After posting some analysis of his survey, a few thoughts of my own on Jake Hayman’s blog entitled Not Fit For Purpose: Why I’m Done With the Foundation World.
Firstly, I don’t think Jake was overdoing it in what he said. I don’t mind calling a spade a spade to get a debate going so, knowing Jake, didn’t think it was just one man’s ungrateful or angry rant. Some people thought he went too far, some people think it was long overdue commentary, so he probably pitched it about right. There weren’t even any swear words in it, so he can’t take the title for the sector’s most unreasonable commentator just yet.
It’s also a very important debate to be having. And it’s a conversation I’m particularly interested in, not because, as Jake doesn’t, I think foundations are all terrible at what they do. But because I’m acutely aware, and even more so in recent years just how much the flow of finance to social sector organisations is the key factor that shapes them and ensures the success of social sector interventions. That with good staff teams, effective innovation, even favourable winds for an idea, most often success still comes down to the funds and resources an organisation can muster. I’ve written about this elsewhere when looking at the VC world and the challenges of growth and scale. To that end, our financial systems, philanthropic and for profit should be held to the highest standards. Why not at least have the debate in any case to see if there is any further value to be eeked out?

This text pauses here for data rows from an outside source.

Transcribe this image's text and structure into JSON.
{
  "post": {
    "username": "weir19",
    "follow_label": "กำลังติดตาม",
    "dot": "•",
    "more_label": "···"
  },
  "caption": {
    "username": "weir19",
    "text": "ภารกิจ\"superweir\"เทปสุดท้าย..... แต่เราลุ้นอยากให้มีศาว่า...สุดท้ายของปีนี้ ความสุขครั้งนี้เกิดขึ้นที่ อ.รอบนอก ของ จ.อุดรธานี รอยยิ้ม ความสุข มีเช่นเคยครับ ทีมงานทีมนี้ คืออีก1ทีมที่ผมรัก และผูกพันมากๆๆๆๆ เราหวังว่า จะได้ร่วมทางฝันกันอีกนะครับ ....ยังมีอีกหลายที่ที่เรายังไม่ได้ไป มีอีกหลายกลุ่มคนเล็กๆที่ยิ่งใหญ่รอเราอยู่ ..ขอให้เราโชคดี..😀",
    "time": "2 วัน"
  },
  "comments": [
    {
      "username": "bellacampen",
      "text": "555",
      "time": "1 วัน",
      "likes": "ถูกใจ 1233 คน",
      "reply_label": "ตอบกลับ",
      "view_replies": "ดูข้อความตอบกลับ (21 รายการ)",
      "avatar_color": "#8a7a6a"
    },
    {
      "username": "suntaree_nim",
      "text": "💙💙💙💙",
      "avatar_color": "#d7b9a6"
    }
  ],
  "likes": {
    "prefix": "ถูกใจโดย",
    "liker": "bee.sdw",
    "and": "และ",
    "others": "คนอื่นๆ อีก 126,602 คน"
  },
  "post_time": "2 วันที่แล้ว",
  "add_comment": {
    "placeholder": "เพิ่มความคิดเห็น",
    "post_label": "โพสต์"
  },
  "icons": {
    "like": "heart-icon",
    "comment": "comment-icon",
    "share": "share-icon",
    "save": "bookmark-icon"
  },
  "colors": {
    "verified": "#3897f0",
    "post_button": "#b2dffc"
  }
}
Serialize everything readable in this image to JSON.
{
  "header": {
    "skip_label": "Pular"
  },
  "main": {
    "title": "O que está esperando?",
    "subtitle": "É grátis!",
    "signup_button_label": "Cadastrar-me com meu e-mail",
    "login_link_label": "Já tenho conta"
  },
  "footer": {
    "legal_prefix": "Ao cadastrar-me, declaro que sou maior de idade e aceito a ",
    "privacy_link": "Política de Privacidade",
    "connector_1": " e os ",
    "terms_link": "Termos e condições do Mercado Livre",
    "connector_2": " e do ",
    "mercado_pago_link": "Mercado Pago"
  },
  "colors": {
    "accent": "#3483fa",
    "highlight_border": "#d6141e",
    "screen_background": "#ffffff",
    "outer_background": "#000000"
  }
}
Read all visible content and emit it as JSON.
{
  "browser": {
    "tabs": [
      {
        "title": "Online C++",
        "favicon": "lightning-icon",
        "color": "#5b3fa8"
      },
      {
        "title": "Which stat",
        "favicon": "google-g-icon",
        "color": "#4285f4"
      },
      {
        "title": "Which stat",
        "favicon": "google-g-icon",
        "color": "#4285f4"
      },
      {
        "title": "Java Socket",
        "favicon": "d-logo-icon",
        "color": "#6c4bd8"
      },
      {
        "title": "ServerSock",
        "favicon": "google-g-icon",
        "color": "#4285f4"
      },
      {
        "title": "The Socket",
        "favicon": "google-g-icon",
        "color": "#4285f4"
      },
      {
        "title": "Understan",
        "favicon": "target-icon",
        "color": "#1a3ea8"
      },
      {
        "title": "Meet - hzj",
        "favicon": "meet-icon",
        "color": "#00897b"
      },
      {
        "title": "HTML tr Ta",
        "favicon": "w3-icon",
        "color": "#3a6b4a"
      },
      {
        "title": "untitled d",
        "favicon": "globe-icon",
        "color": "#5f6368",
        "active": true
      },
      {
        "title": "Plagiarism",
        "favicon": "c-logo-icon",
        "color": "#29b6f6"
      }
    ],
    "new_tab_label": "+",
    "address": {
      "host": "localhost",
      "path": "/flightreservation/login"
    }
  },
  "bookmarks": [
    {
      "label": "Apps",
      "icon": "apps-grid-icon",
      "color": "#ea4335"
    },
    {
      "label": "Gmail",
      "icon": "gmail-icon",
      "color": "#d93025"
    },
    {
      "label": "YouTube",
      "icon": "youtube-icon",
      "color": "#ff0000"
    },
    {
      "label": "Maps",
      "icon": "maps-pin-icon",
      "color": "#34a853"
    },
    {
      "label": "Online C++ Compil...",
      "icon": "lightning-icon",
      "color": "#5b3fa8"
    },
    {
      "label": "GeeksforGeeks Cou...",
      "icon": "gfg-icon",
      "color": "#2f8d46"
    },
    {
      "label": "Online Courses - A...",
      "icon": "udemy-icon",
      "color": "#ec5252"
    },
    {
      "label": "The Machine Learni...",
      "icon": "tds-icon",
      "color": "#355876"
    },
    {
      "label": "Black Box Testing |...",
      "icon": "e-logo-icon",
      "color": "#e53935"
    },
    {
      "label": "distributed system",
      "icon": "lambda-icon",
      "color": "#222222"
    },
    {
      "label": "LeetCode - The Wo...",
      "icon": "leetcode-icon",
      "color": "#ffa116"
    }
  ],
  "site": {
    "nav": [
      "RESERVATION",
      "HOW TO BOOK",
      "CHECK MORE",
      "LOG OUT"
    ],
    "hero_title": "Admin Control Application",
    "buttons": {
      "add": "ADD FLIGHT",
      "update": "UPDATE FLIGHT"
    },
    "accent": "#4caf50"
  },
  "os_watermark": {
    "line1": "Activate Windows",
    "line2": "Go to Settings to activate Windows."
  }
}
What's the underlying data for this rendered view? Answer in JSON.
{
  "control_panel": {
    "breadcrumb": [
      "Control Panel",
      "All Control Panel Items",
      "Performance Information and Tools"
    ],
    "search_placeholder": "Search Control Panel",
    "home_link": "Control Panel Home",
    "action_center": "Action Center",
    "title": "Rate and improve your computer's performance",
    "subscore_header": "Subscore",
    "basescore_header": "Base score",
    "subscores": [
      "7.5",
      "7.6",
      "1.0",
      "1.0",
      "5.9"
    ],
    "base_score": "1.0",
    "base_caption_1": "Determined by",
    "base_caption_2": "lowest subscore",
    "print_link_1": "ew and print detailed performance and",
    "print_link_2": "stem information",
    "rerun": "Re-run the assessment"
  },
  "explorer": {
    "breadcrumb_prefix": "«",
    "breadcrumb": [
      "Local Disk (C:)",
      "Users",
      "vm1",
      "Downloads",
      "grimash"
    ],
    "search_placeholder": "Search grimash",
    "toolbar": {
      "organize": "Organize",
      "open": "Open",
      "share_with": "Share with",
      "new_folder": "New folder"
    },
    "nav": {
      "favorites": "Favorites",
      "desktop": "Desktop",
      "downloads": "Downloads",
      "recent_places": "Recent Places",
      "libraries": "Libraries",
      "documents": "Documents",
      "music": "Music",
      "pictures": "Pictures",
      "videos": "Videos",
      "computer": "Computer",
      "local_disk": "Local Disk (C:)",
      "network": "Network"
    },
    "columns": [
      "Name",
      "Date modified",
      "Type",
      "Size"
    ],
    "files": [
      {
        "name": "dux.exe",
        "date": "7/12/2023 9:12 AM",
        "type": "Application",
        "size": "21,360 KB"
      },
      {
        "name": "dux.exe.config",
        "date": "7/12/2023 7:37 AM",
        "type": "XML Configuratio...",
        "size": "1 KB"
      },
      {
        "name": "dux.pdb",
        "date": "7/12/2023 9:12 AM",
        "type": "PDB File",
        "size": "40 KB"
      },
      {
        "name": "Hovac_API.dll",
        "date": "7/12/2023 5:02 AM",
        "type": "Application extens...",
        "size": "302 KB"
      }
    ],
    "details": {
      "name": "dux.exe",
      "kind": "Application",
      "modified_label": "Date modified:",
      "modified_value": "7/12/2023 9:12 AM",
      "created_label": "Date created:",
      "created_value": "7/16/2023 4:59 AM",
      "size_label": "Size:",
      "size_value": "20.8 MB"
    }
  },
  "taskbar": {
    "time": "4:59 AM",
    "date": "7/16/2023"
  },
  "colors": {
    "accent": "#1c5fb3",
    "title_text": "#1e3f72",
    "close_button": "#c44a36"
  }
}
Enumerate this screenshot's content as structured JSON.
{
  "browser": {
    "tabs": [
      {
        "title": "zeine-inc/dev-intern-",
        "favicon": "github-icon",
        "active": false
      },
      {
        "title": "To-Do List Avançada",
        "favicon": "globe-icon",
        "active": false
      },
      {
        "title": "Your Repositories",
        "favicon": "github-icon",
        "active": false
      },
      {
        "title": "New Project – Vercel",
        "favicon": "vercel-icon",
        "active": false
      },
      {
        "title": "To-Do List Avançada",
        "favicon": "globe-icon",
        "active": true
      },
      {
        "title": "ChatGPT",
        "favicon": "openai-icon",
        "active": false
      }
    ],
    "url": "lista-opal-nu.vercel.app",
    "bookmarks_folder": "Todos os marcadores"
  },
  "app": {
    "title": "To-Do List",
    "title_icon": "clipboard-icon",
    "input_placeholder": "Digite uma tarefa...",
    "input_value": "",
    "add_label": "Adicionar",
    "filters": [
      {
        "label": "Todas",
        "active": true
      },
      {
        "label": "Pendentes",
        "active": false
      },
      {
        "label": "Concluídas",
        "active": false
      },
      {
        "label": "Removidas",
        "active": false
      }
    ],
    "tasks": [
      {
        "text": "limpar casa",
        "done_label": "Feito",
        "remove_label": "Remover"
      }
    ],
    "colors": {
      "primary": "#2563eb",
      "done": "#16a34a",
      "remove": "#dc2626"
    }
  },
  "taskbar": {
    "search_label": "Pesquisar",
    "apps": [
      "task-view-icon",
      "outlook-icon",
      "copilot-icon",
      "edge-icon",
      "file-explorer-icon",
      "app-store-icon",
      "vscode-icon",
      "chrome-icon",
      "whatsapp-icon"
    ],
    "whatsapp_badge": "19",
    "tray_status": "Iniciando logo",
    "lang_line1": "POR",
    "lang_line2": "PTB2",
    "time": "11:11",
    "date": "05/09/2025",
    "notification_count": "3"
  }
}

What I suppose I find most interesting engaging in the debate is how much of this has already been said from so many angles. When Jake sent me the blog I did some simple Googling to see what research/strategy/analysis had been done on the subject. Surely, I thought this is the sort of thing the foundation world spends its whole time agonising over? But no, there isn’t a lot of public analysis, mainly just some very insightful pieces from people who know the grant making work very very well. There is perhaps something here about how long it takes for research to be disseminated but it’s worth a pause for thought.
The best pieces by far I’ve come across are (two of them referenced by Jake):
- Clara Miller, The Looking-Glass World of Nonprofit Money
- Tris Lumley, Transforming Our Anti-Social Sector
- James Perry, The End of Charity
- David Carrington, What Enables or Disables Funders to Lead Change in their Organisation?
Following the debate around the blog and the survey analysis, I’m left with some key thoughts:
- We could see a lot of new foundations being created in the coming decade and we (they) would do well to learn from the past. Thomas Piketty’s analysis of growing wealth inequality perhaps suggests the return of an age in which many of the large UK foundations were founded (pre/post WWII). I’m not as comfortable as New Labour, though I am comfortable, with the idea of becoming wealthy. Yet only if you then steward those resources well. If you play the current capitalist system better than anyone else and profit from it, as long as you didn’t trample interests along the way, then more power to your elbow. But let’s then ensure that if you invest money philanthropically it is put to good use.
- Not solving some of these issues is wasting good talent and energy. The most depressing of the comments in Jake’s survey to me were the ones about exhausted talent. Echoed in my blog on: Where has all the talent gone. Jake’s blog is written not as a parting shot to the foundation world, but from someone who is actively keen to engage in how it can be improved. Some responders to the survey have clearly not the energy to last out so long. And that should pain the sector. Take a look at the free text comments at the end of the survey analysis.
- Jake has certainly put some noses out of joint but the survey response suggests there are no strong reasons to dispute his analysis. If these issues are important, why has nothing changed? Leadership? Poor accountability? Charities being complicit in the process? There are systemic forces that clearly conspire against change. Perhaps this is enlightening: quotes from Joel Fleishman and Tom Tierney in ‘Give Smart’ that the “natural state of philanthropy is one of underperformance. Excellence must be self-imposed in philanthropy. There are no built-in systemic forces to motivate continuous improvement.” “Self-imposed accountability is not a natural act. It requires extraordinary determination and discipline to pursue outstanding results year after year when nothing in the surrounding environment requires you to do so.”
Four final questions for now then:
- What are the systemic forces that conspire against change?
- What would an ideal foundation look like? I’m sure a good funding eco-system would include multiple different types of ‘ideal’ foundation – what are they?
- Who are the ‘best’ grant making foundations are in the UK/world what we can learn from them? What is current best practice in creating social change? What have we not thought of yet?
- Who is already showing leadership and how do we support them? Who else will show leadership?
Jake has displayed some of the essential elements of Ronald Heifetz’s adaptive leadership (from Leadership Without Easy Answers) methodology by bringing to the fore, once more, some difficult questions. A quote from Heifetz to end: “‘Instead of looking for saviors [sic], we should be calling for leadership that will challenge us to face problems for which there are no simple, painless solutions – problems that requires us to learn new ways.”